Decision-making (DM) is simply choosing among alternatives or defining one's course of action. A depressed individual does not perceive himself as a decision-maker as ruminations reinforce dysfunctional metacognitive beliefs and poor executive functioning. The aim was to study and compare the relationship among DM, metacognition, and executive functioning in those with recurrent depressive disorder (RDD) and in healthy controls (HCs). A cross-sectional comparative group study design was used with a sample size of 40, with 20 participants in each group.
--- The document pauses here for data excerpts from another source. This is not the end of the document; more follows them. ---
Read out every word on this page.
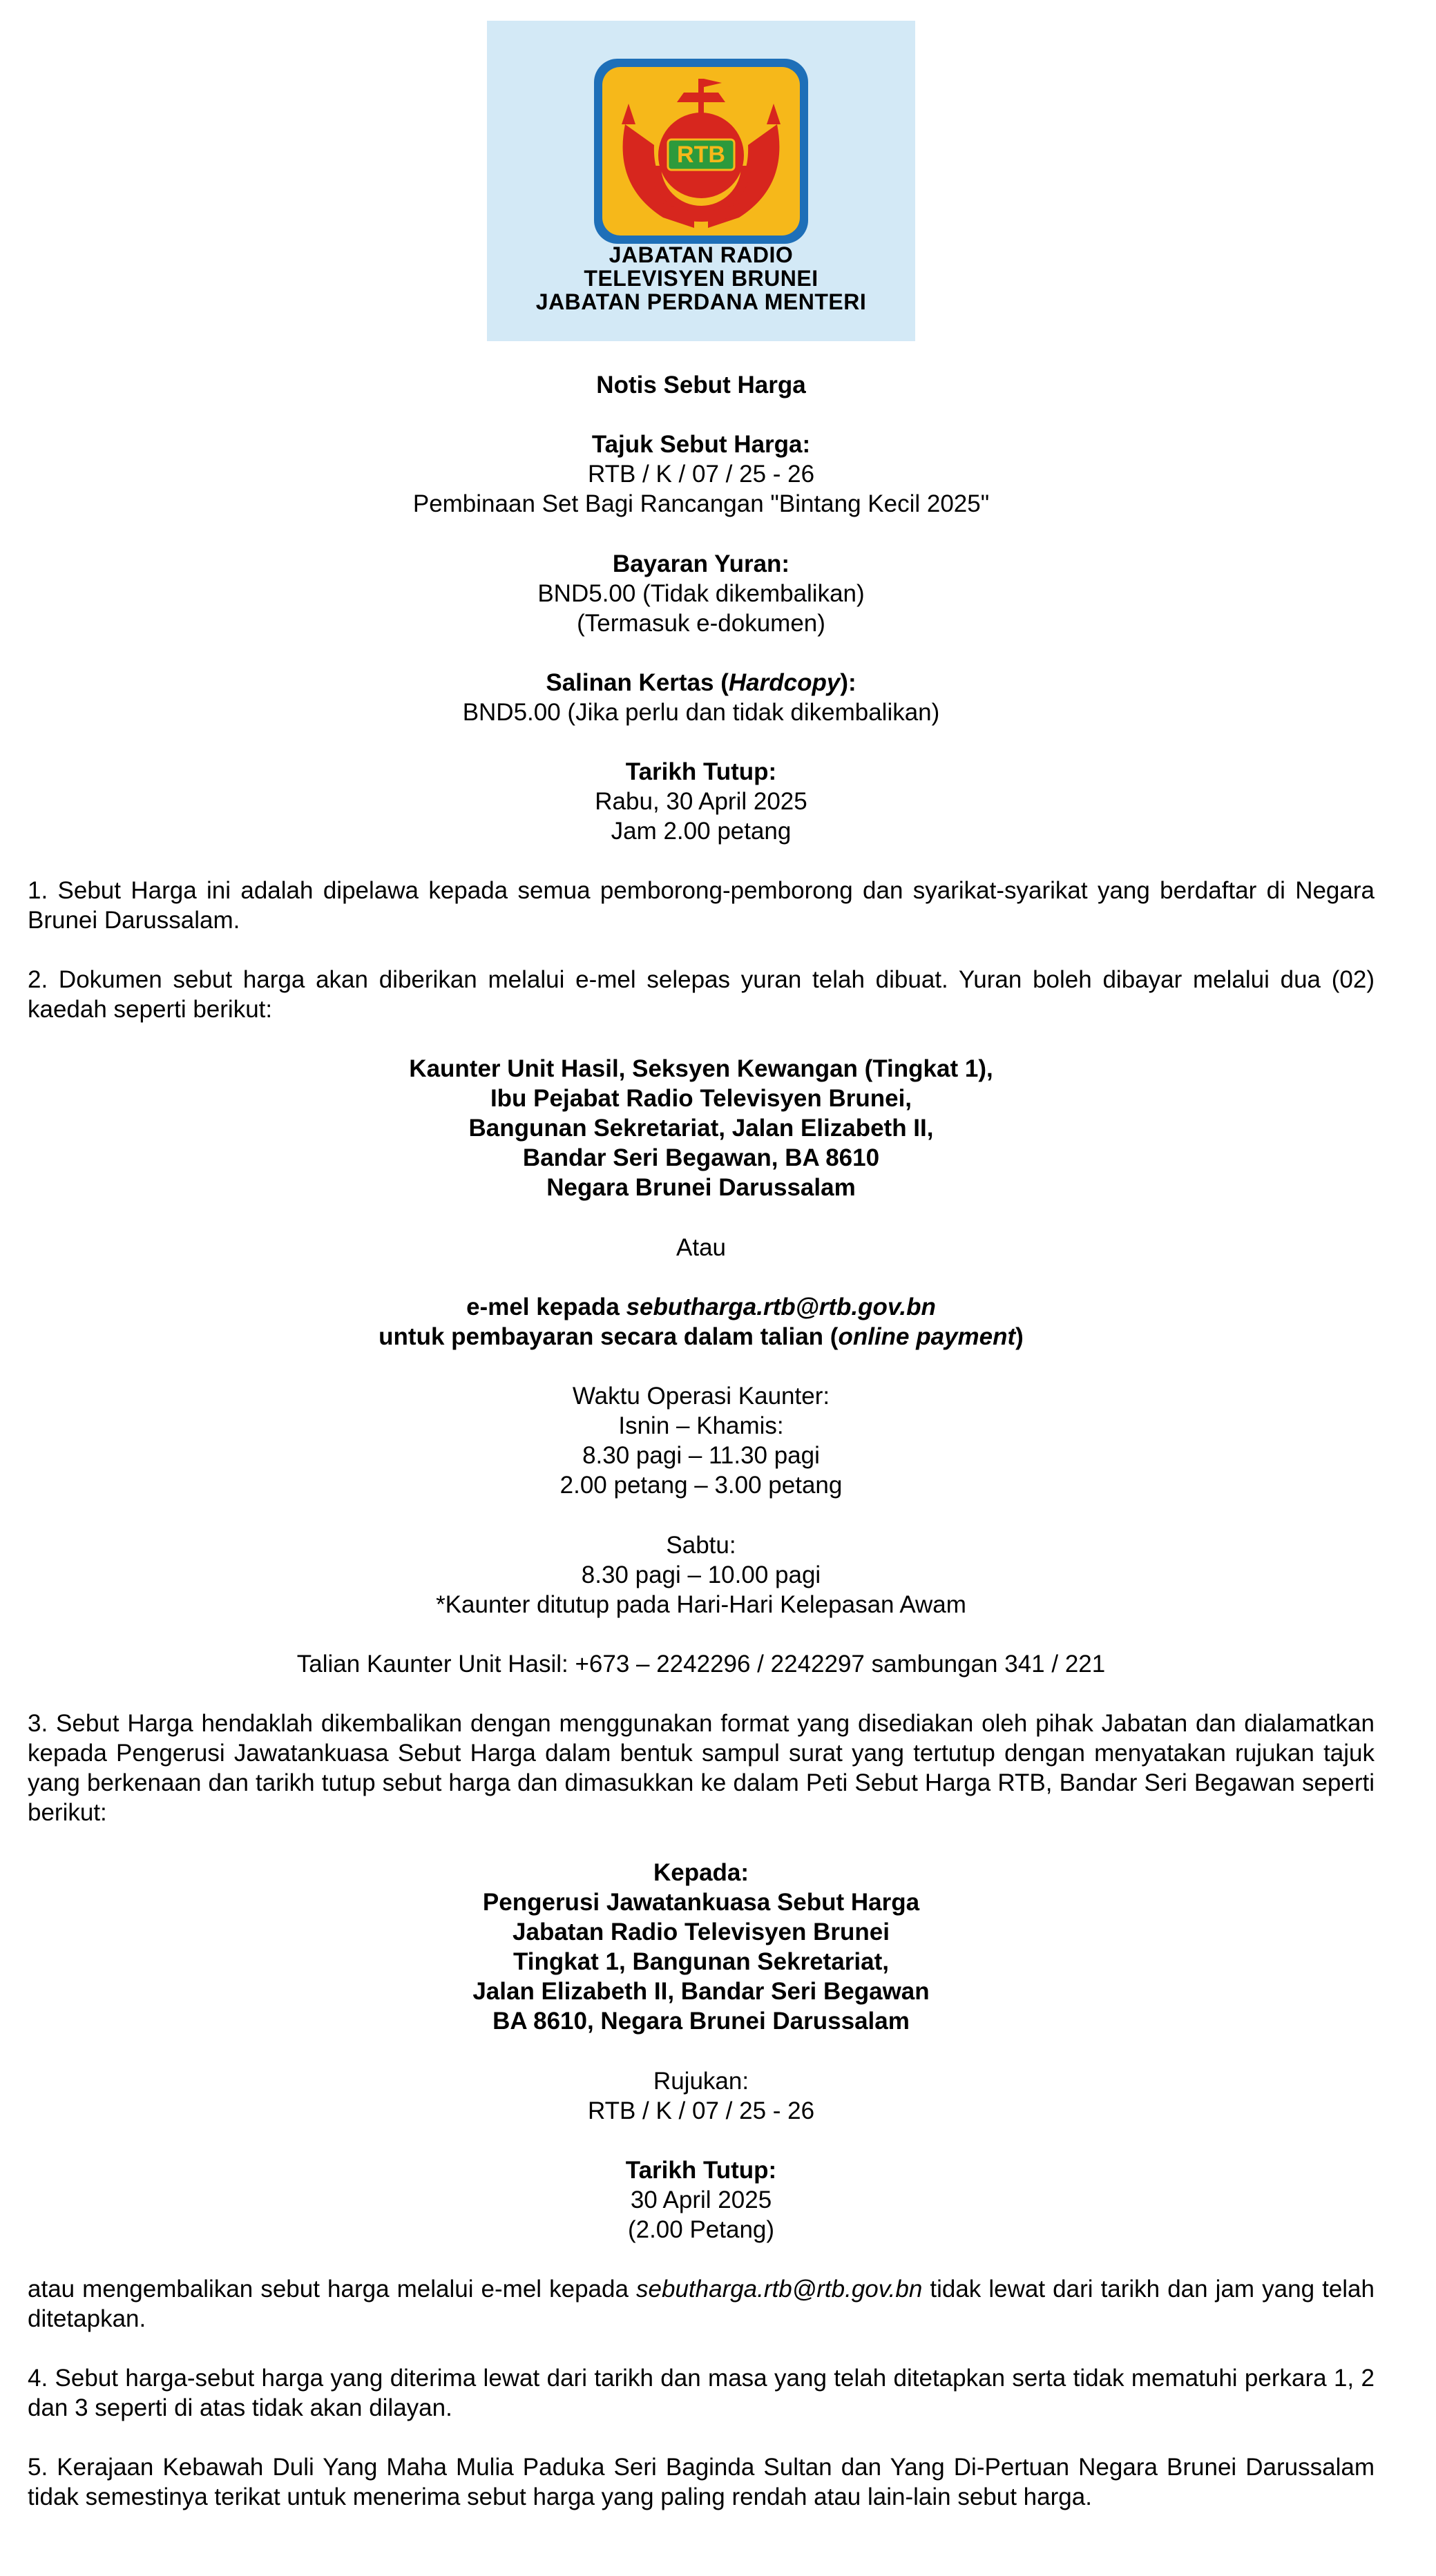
RTB
JABATAN RADIO
TELEVISYEN BRUNEI
JABATAN PERDANA MENTERI
Notis Sebut Harga
Tajuk Sebut Harga:
RTB / K / 07 / 25 - 26
Pembinaan Set Bagi Rancangan "Bintang Kecil 2025"
Bayaran Yuran:
BND5.00 (Tidak dikembalikan)
(Termasuk e-dokumen)
Salinan Kertas (Hardcopy):
BND5.00 (Jika perlu dan tidak dikembalikan)
Tarikh Tutup:
Rabu, 30 April 2025
Jam 2.00 petang
1. Sebut Harga ini adalah dipelawa kepada semua pemborong-pemborong dan syarikat-syarikat yang berdaftar di Negara Brunei Darussalam.
2. Dokumen sebut harga akan diberikan melalui e-mel selepas yuran telah dibuat. Yuran boleh dibayar melalui dua (02) kaedah seperti berikut:
Kaunter Unit Hasil, Seksyen Kewangan (Tingkat 1),
Ibu Pejabat Radio Televisyen Brunei,
Bangunan Sekretariat, Jalan Elizabeth II,
Bandar Seri Begawan, BA 8610
Negara Brunei Darussalam
Atau
e-mel kepada sebutharga.rtb@rtb.gov.bn
untuk pembayaran secara dalam talian (online payment)
Waktu Operasi Kaunter:
Isnin – Khamis:
8.30 pagi – 11.30 pagi
2.00 petang – 3.00 petang
Sabtu:
8.30 pagi – 10.00 pagi
*Kaunter ditutup pada Hari-Hari Kelepasan Awam
Talian Kaunter Unit Hasil: +673 – 2242296 / 2242297 sambungan 341 / 221
3. Sebut Harga hendaklah dikembalikan dengan menggunakan format yang disediakan oleh pihak Jabatan dan dialamatkan kepada Pengerusi Jawatankuasa Sebut Harga dalam bentuk sampul surat yang tertutup dengan menyatakan rujukan tajuk yang berkenaan dan tarikh tutup sebut harga dan dimasukkan ke dalam Peti Sebut Harga RTB, Bandar Seri Begawan seperti berikut:
Kepada:
Pengerusi Jawatankuasa Sebut Harga
Jabatan Radio Televisyen Brunei
Tingkat 1, Bangunan Sekretariat,
Jalan Elizabeth II, Bandar Seri Begawan
BA 8610, Negara Brunei Darussalam
Rujukan:
RTB / K / 07 / 25 - 26
Tarikh Tutup:
30 April 2025
(2.00 Petang)
atau mengembalikan sebut harga melalui e-mel kepada sebutharga.rtb@rtb.gov.bn tidak lewat dari tarikh dan jam yang telah ditetapkan.
4. Sebut harga-sebut harga yang diterima lewat dari tarikh dan masa yang telah ditetapkan serta tidak mematuhi perkara 1, 2 dan 3 seperti di atas tidak akan dilayan.
5. Kerajaan Kebawah Duli Yang Maha Mulia Paduka Seri Baginda Sultan dan Yang Di-Pertuan Negara Brunei Darussalam tidak semestinya terikat untuk menerima sebut harga yang paling rendah atau lain-lain sebut harga.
The tools used were Mini International Neuropsychiatric Interview, General Health Questionnaire, Melbourne Decision Making Questionnaire, Metacognitive Questionnaire, Wisconsin Card Sorting Test, and Controlled Oral Word Association Test. The RDD group had significantly higher scores on buck-passing (BP), procrastination (PR), hypervigilance, and dysfunctional metacognitive beliefs, and poor performance on executive functioning than HC. PR was inversely correlated with executive functioning and dysfunctional metacognitive beliefs in the RDD group, whereas in the HC group, BP was positively correlated with executive functioning and dysfunctional metacognitive beliefs. DM has a significant relationship with executive functions and dysfunctional metacognitive beliefs; therefore, changes in any one variable contribute to changes in the other two. The altered attentional and executive control due to dysfunctional metacognitive beliefs leads to poor DM, resulting in psychosocial dysfunction. The underlying metacognitive beliefs and executive functioning play a crucial role in DM, the process determining psychosocial functioning.